Les héritiers de Ludwig et Margret Kainer, des juifs allemands dont une vaste collection d’art a été pillée par les nazis , ont porté plainte contre UBS, selon le New York Times. Lorsque Christie a mis aux enchères en 2009, et pour près de 11 millions de dollars, les «Danseuses» d’Edgar Degas, le catalogue indiquait que le produit de la vente faisait partie d’un accord de restitution avec les héritiers Kainer. Mais une douzaine de ces derniers estiment ne pas en avoir profité. Ils n’auraient d’ailleurs pas eu connaissance de la vente, ni de tableaux de Monet et Renoir ayant appartenu à cet héritage.

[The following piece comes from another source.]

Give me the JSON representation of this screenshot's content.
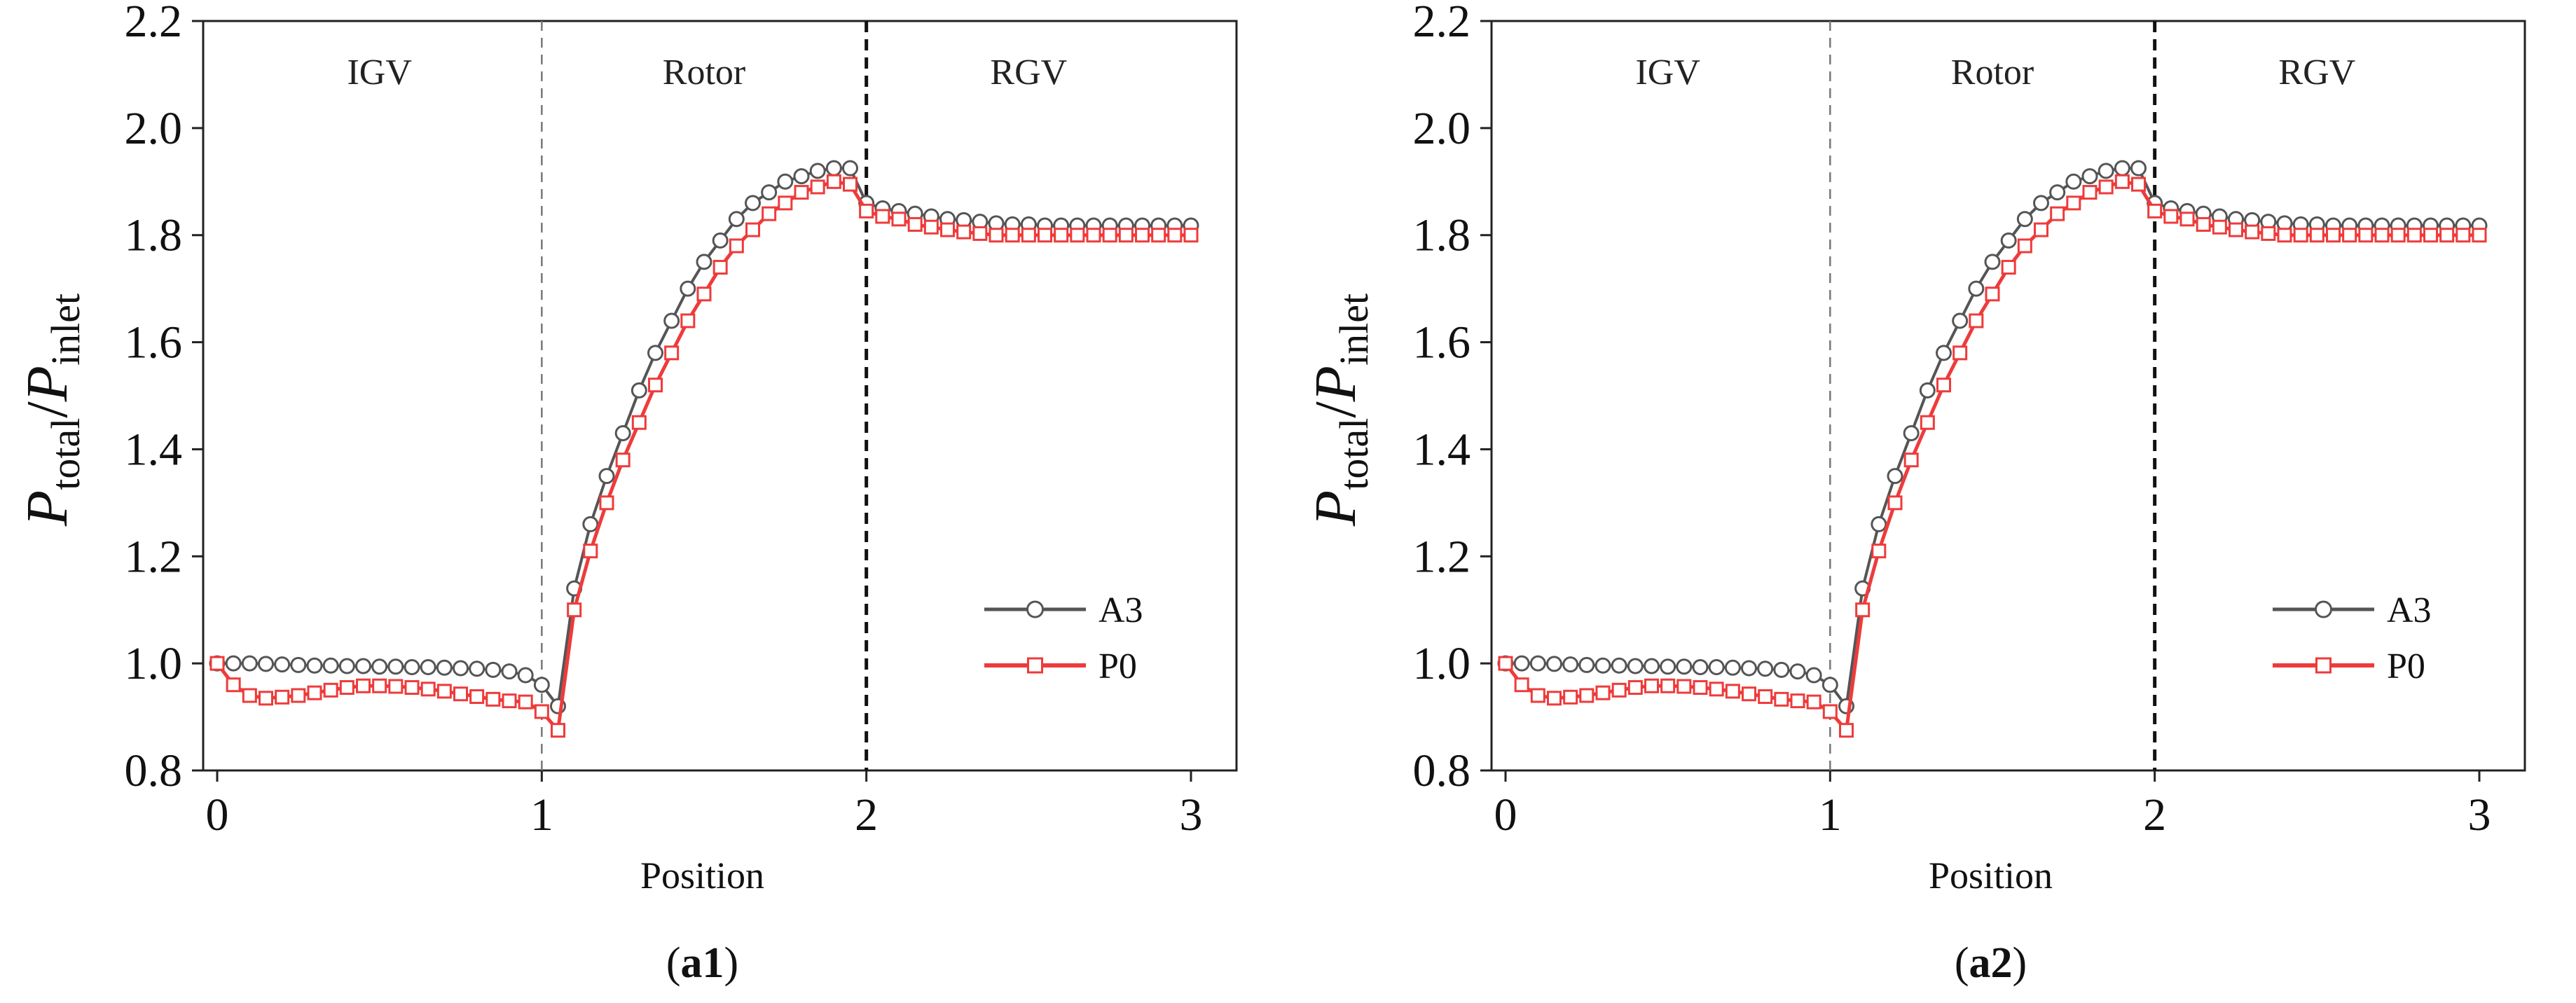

L’auteur de l’article du New York Times, qui révèle l’affaire dans son édition de vendredi, en convient aisément. La plainte est très complexe, notamment du fait qu’elle repose sur les actes et les intentions de gensé décédés depuis des décennies et qu’elle fait intervenir quatre différents systèmes juridiques.

Rôle incertain de la fondation

Les «héritiers» qui auraient tiré profit de la vente aux enchères n’appartiendraient pas à la famille, mais à une fondation créée par les employés d’une banque suisse, selon le quotidien new-yorkais. Dans le dossier, les représentants de la famille Kainer sont d’avis que ceux-ci n’ont pas fait suffisamment d’efforts pour les retrouver et qu’ils auraient créé une fondation écran destinée à encourager la formation et la santé de jeunes juifs, mais qui en réalité auraient plutôt cherché à les empêcher de profiter de l’héritage.

Aussi bien la fondation, qui a pris le nom de Norbert Levy, le père de Madae Kainer, que UBS, ont déclaré dans les documents du dossier de justice n’avoir commis aucune erreur.

Les descendants de la famille Kainer déclarent ne pas avoir été courant des biens dont on parle aujourd’hui jusqu’à ce que Mondex, une société à la recherche d’avoirs pillés par les nazis, note la présence de centaines d’oeuvres ayant appartenu aux Kainer dans des bases de données sur les oeuvres d’art perdues.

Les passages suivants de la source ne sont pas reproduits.